Well I think much care should be taken, especially in the formative years. I wasn't shielded from much while growing up in a big city with lots of crime (not to mention what was on the news about crime in the rest of the world). I still struggle with...an inflated fear (sometimes it seems like I exhibit PTSD symptoms) of violence, etc. I wish constantly that my parents had protected us from being exposed to it at such a young age. My policy is to keep them from knowing about violence as much as possible in the formative years to give their natural sense of security time to develop so it's not an ingrained part of their personalities to be inappropriately burdened by tragedy and horror. I'm not sure how psychologically accurate that approach is but it's got to be better than what I deal with. Ultimately, a 6-year-old who wishes she knew at 3 what she knows now, isn't 3 and doesn't know how her 3 year old self would have processed that.
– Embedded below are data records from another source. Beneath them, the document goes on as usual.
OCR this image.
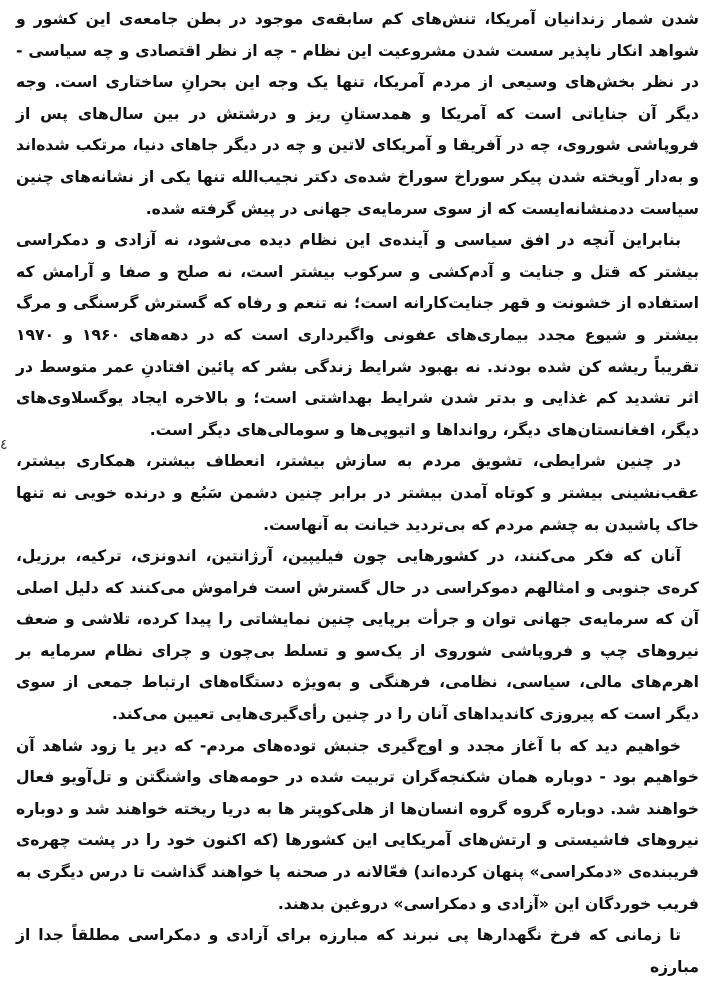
شدن شمار زندانیان آمریکا، تنش‌های کم سابقه‌ی موجود در بطن جامعه‌ی این کشور و شواهد انکار ناپذیر سست شدن مشروعیت این نظام - چه از نظر اقتصادی و چه سیاسی - در نظر بخش‌های وسیعی از مردم آمریکا، تنها یک وجه این بحرانِ ساختاری است. وجه دیگر آن جنایاتی است که آمریکا و همدستانِ ریز و درشتش در بین سال‌های پس از فروپاشی شوروی، چه در آفریقا و آمریکای لاتین و چه در دیگر جاهای دنیا، مرتکب شده‌اند و به‌دار آویخته شدن پیکر سوراخ سوراخ شده‌ی دکتر نجیب‌الله تنها یکی از نشانه‌های چنین سیاست ددمنشانه‌ایست که از سوی سرمایه‌ی جهانی در پیش گرفته شده.

بنابراین آنچه در افق سیاسی و آینده‌ی این نظام دیده می‌شود، نه آزادی و دمکراسی بیشتر که قتل و جنایت و آدم‌کشی و سرکوب بیشتر است، نه صلح و صفا و آرامش که استفاده از خشونت و قهر جنایت‌کارانه است؛ نه تنعم و رفاه که گسترش گرسنگی و مرگ بیشتر و شیوع مجدد بیماری‌های عفونی واگیرداری است که در دهه‌های ۱۹۶۰ و ۱۹۷۰ تقریباً ریشه کن شده بودند. نه بهبود شرایط زندگی بشر که پائین افتادنِ عمر متوسط در اثر تشدید کم غذایی و بدتر شدن شرایط بهداشتی است؛ و بالاخره ایجاد یوگسلاوی‌های دیگر، افغانستان‌های دیگر، رواندا‌ها و اتیوپی‌ها و سومالی‌های دیگر است.

در چنین شرایطی، تشویق مردم به سازش بیشتر، انعطاف بیشتر، همکاری بیشتر، عقب‌نشینی بیشتر و کوتاه آمدن بیشتر در برابر چنین دشمن سَبُع و درنده خویی نه تنها خاک پاشیدن به چشم مردم که بی‌تردید خیانت به آنهاست.

آنان که فکر می‌کنند، در کشورهایی چون فیلیپین، آرژانتین، اندونزی، ترکیه، برزیل، کره‌ی جنوبی و امثالهم دموکراسی در حال گسترش است فراموش می‌کنند که دلیل اصلی آن که سرمایه‌ی جهانی توان و جرأت برپایی چنین نمایشاتی را پیدا کرده، تلاشی و ضعف نیروهای چپ و فروپاشی شوروی از یک‌سو و تسلط بی‌چون و چرای نظام سرمایه بر اهرم‌های مالی، سیاسی، نظامی، فرهنگی و به‌ویژه دستگاه‌های ارتباط جمعی از سوی دیگر است که پیروزی کاندیداهای آنان را در چنین رأی‌گیری‌هایی تعیین می‌کند.

خواهیم دید که با آغاز مجدد و اوج‌گیری جنبش توده‌های مردم- که دیر یا زود شاهد آن خواهیم بود - دوباره همان شکنجه‌گران تربیت شده در حومه‌های واشنگتن و تل‌آویو فعال خواهند شد. دوباره گروه گروه انسان‌ها از هلی‌کوپتر ها به دریا ریخته خواهند شد و دوباره نیروهای فاشیستی و ارتش‌های آمریکایی این کشورها (که اکنون خود را در پشت چهره‌ی فریبنده‌ی «دمکراسی» پنهان کرده‌اند) فعّالانه در صحنه پا خواهند گذاشت تا درس دیگری به فریب خوردگان این «آزادی و دمکراسی» دروغین بدهند.

تا زمانی که فرخ نگهدارها پی نبرند که مبارزه برای آزادی و دمکراسی مطلقاً جدا از مبارزه

٤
So maybe be a little more cautious and if they hear about something scary, then you explain. But it seems like little ones will have plenty of opportunities to encounter evil and violence and we don't have to be proactive about having them seeing it early.

Sandra Tuszynska said...

Hi Tom

thank you sharing this. It is absolutely true and I remember when I was a child, that everything that the adults wanted to hide from me, it felt terrible, it felt like I was being deceived and somehow unequal to adults.
I believe that we are created to want truth and nothing but the truth, because it is the truth that sets us free. But as you say, we are so afraid of the truth, and fear creates the turmoil we currently live in.


Michelena said...

I was just talking about this very topic, with my daughter, who is 7 years old. She always wants to know the WHOLE truth, and she is not satisfied with generalities or delayed responses. When she was younger, I tried to resist. Sometimes, because there were things so terrible, I couldn't speak about it at all (i.e. when young children were murdered in school). Sometimes because I didn't want her to know the awful things some people are capable of doing. Then the matter of racial injustice became a dominant topic in our world. In the course of learning about white privilege, the idea of parents delaying when white children learn about racism until far later than when parents MUST inform black children, as a matter of survival, provided me with undeniable clarity.

Children KNOW things. They need to know if, and with whom they can discuss the things they know and observe and need support and guidance to understand. I want to be that person for my daughter and any other kids in our lives. I hope most kids have at least 3-4 such persons on whom they can rely.